I quite agree. That's why I made the comments about the Bf 109B vs the Bf 109G and the Spifire MkI vs the Spitfire Mk 24, underlined in my quote of September 30 below:

"Compare the Bf 109B to the Bf 109G and you see two airplanes that are very closely related. Compare the Spitfire I to late models, especially the Mk24, and you see very different airplanes (I know that the Mk 24 was post war, but it is a Spitfire.)"

I didn 't bring up the substantial design changes that resulted in the "Seafire" series of naval fighters because they were not technically "Spitfires," but their major changes in configuration do serve to illustrate my point in an indirect manner.

As to the Bf 109, many of the pre-war models were nothing more than prototypical experimental aircraft that, even though some may have seen limited operational use, were nevertheless not initially intended to become mainstay variants. The '109s sent to the Condor Legion during the Spanish Civil War are an example.

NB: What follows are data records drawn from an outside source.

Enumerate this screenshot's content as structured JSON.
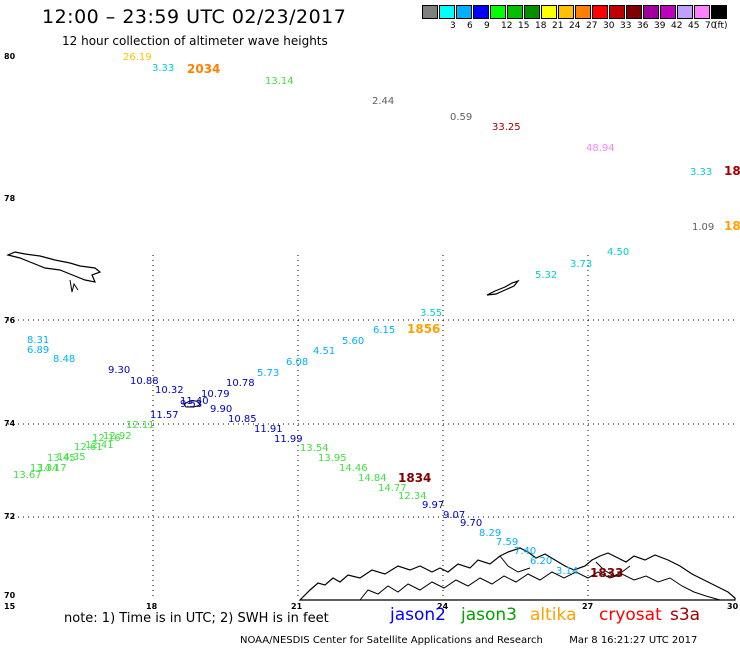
{
  "title": "12:00 – 23:59 UTC 02/23/2017",
  "subtitle": "12 hour collection of altimeter wave heights",
  "colorbar": {
    "unit": "(ft)",
    "bins": [
      {
        "label": "",
        "color": "#808080"
      },
      {
        "label": "3",
        "color": "#00ffff"
      },
      {
        "label": "6",
        "color": "#00b0ff"
      },
      {
        "label": "9",
        "color": "#0000ff"
      },
      {
        "label": "12",
        "color": "#00ff00"
      },
      {
        "label": "15",
        "color": "#00c000"
      },
      {
        "label": "18",
        "color": "#009000"
      },
      {
        "label": "21",
        "color": "#ffff00"
      },
      {
        "label": "24",
        "color": "#ffc000"
      },
      {
        "label": "27",
        "color": "#ff8000"
      },
      {
        "label": "30",
        "color": "#ff0000"
      },
      {
        "label": "33",
        "color": "#c00000"
      },
      {
        "label": "36",
        "color": "#800000"
      },
      {
        "label": "39",
        "color": "#a000a0"
      },
      {
        "label": "42",
        "color": "#c000c0"
      },
      {
        "label": "45",
        "color": "#c0a0ff"
      },
      {
        "label": "70",
        "color": "#ff80ff"
      },
      {
        "label": "",
        "color": "#000000"
      }
    ]
  },
  "axes": {
    "lat_labels": [
      "80",
      "78",
      "76",
      "74",
      "72",
      "70"
    ],
    "lon_labels": [
      "15",
      "18",
      "21",
      "24",
      "27",
      "30"
    ]
  },
  "track_west": {
    "values": [
      {
        "v": "26.19",
        "c": "#ffc000"
      },
      {
        "v": "3.33",
        "c": "#00d0d0"
      },
      {
        "v": "2034",
        "c": "#ff8000",
        "time": true
      },
      {
        "v": "13.14",
        "c": "#40e040"
      },
      {
        "v": "2.44",
        "c": "#606060"
      },
      {
        "v": "0.59",
        "c": "#606060"
      },
      {
        "v": "33.25",
        "c": "#a00000"
      },
      {
        "v": "48.94",
        "c": "#ff80ff"
      },
      {
        "v": "3.33",
        "c": "#00d0d0"
      },
      {
        "v": "18",
        "c": "#a00000",
        "time": true
      },
      {
        "v": "1.09",
        "c": "#606060"
      },
      {
        "v": "18",
        "c": "#ffa000",
        "time": true
      }
    ]
  },
  "track_a": {
    "values": [
      {
        "v": "8.31",
        "c": "#00b0ff"
      },
      {
        "v": "6.89",
        "c": "#00b0ff"
      },
      {
        "v": "8.48",
        "c": "#00b0ff"
      },
      {
        "v": "9.30",
        "c": "#0000c0"
      },
      {
        "v": "10.88",
        "c": "#0000c0"
      },
      {
        "v": "10.32",
        "c": "#0000c0"
      },
      {
        "v": "11.40",
        "c": "#0000c0"
      },
      {
        "v": "9.53",
        "c": "#0000c0"
      },
      {
        "v": "9.90",
        "c": "#0000c0"
      },
      {
        "v": "10.85",
        "c": "#0000c0"
      },
      {
        "v": "11.91",
        "c": "#0000c0"
      },
      {
        "v": "11.99",
        "c": "#0000c0"
      },
      {
        "v": "13.54",
        "c": "#40e040"
      },
      {
        "v": "13.95",
        "c": "#40e040"
      },
      {
        "v": "14.46",
        "c": "#40e040"
      },
      {
        "v": "14.84",
        "c": "#40e040"
      },
      {
        "v": "1834",
        "c": "#800000",
        "time": true
      },
      {
        "v": "14.77",
        "c": "#40e040"
      },
      {
        "v": "12.34",
        "c": "#40e040"
      },
      {
        "v": "9.97",
        "c": "#0000c0"
      },
      {
        "v": "9.07",
        "c": "#0000c0"
      },
      {
        "v": "9.70",
        "c": "#0000c0"
      },
      {
        "v": "8.29",
        "c": "#00b0ff"
      },
      {
        "v": "7.59",
        "c": "#00b0ff"
      },
      {
        "v": "7.40",
        "c": "#00b0ff"
      },
      {
        "v": "6.20",
        "c": "#00b0ff"
      },
      {
        "v": "3.14",
        "c": "#00b0ff"
      },
      {
        "v": "1833",
        "c": "#800000",
        "time": true
      }
    ]
  },
  "track_b": {
    "values": [
      {
        "v": "11.57",
        "c": "#0000c0"
      },
      {
        "v": "10.79",
        "c": "#0000c0"
      },
      {
        "v": "10.78",
        "c": "#0000c0"
      },
      {
        "v": "5.73",
        "c": "#00b0ff"
      },
      {
        "v": "6.08",
        "c": "#00b0ff"
      },
      {
        "v": "4.51",
        "c": "#00b0ff"
      },
      {
        "v": "5.60",
        "c": "#00b0ff"
      },
      {
        "v": "6.15",
        "c": "#00b0ff"
      },
      {
        "v": "3.55",
        "c": "#00d0d0"
      },
      {
        "v": "1856",
        "c": "#ffa000",
        "time": true
      },
      {
        "v": "5.32",
        "c": "#00d0d0"
      },
      {
        "v": "3.73",
        "c": "#00d0d0"
      },
      {
        "v": "4.50",
        "c": "#00d0d0"
      }
    ]
  },
  "track_c": {
    "values": [
      {
        "v": "12.11",
        "c": "#40e040"
      },
      {
        "v": "12.92",
        "c": "#40e040"
      },
      {
        "v": "12.16",
        "c": "#40e040"
      },
      {
        "v": "12.41",
        "c": "#40e040"
      },
      {
        "v": "12.61",
        "c": "#40e040"
      },
      {
        "v": "14.35",
        "c": "#40e040"
      },
      {
        "v": "13.45",
        "c": "#40e040"
      },
      {
        "v": "14.17",
        "c": "#40e040"
      },
      {
        "v": "13.34",
        "c": "#40e040"
      },
      {
        "v": "13.67",
        "c": "#40e040"
      }
    ]
  },
  "note": "note: 1) Time is in UTC; 2) SWH is in feet",
  "satellites": [
    {
      "name": "jason2",
      "color": "#0000ff"
    },
    {
      "name": "jason3",
      "color": "#00a000"
    },
    {
      "name": "altika",
      "color": "#ffa000"
    },
    {
      "name": "cryosat",
      "color": "#ff0000"
    },
    {
      "name": "s3a",
      "color": "#a00000"
    }
  ],
  "credit": "NOAA/NESDIS Center for Satellite Applications and Research",
  "timestamp": "Mar  8 16:21:27 UTC 2017"
}
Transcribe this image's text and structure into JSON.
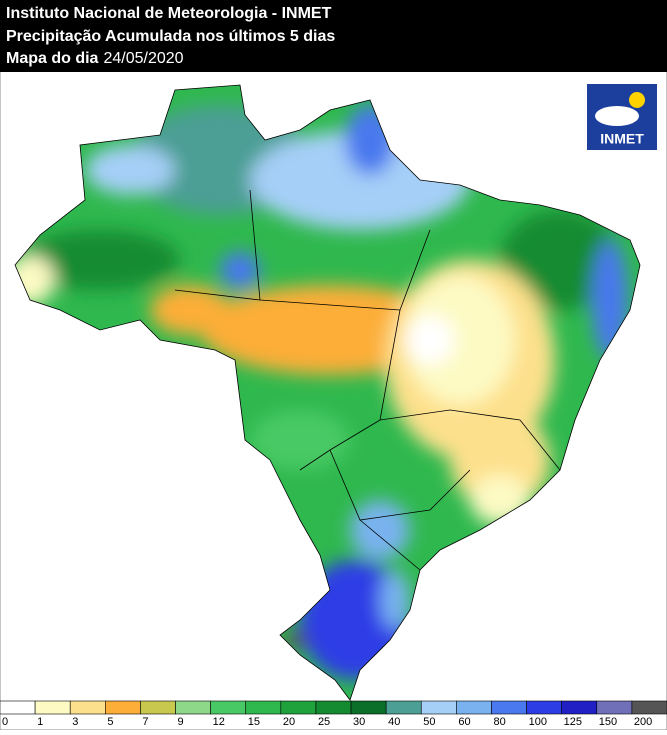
{
  "header": {
    "line1": "Instituto Nacional de Meteorologia - INMET",
    "line2": "Precipitação Acumulada nos últimos 5 dias",
    "date_label": "Mapa do dia",
    "date": "24/05/2020"
  },
  "logo": {
    "text": "INMET"
  },
  "legend": {
    "labels": [
      "0",
      "1",
      "3",
      "5",
      "7",
      "9",
      "12",
      "15",
      "20",
      "25",
      "30",
      "40",
      "50",
      "60",
      "80",
      "100",
      "125",
      "150",
      "200"
    ],
    "colors": [
      "#ffffff",
      "#fdfac4",
      "#fde08c",
      "#fcae38",
      "#c9c84e",
      "#8ed88a",
      "#48c965",
      "#2fb84e",
      "#1fa23c",
      "#148b31",
      "#0b6f2a",
      "#4b9f94",
      "#a5cff7",
      "#79b2ef",
      "#4a78ee",
      "#2d3de6",
      "#2020c4",
      "#7070b8",
      "#555555"
    ]
  }
}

This conflict, in the eyes of the Luftwaffe, was really just a vast proving ground for the fighter. It was also a very effective propaganda tool used to convince potential future adversaries of German superiority in the air. At any rate, the strong similarities between the configuration of these early models and that of the last variants left no doubt that they were, in essence, the same basic aircraft.

The end of the war was really the end of Bf 109 development and improvement. Some other countries used existing airframes for a while, but lack of the original DB 605 engines resulted in the use of substitutes, namely the Merlin and, I believe, a version of the Jumo.

The Spanish-built "Bucon" was not really a step forward in the design, and certainly no great change to the configuration--except for what was required to adapt to the Merlin engine. The overall effectiveness and handling were actually a step backward. The fact that these aircraft looked, for all practical purposes, the same as WWII '109s is demonstrated by the fact that they were used in the fine film "The Battle of Britain." This was considered a great improvement since up to that time Bf 109s had always been lamely portrayed in films by P-51s.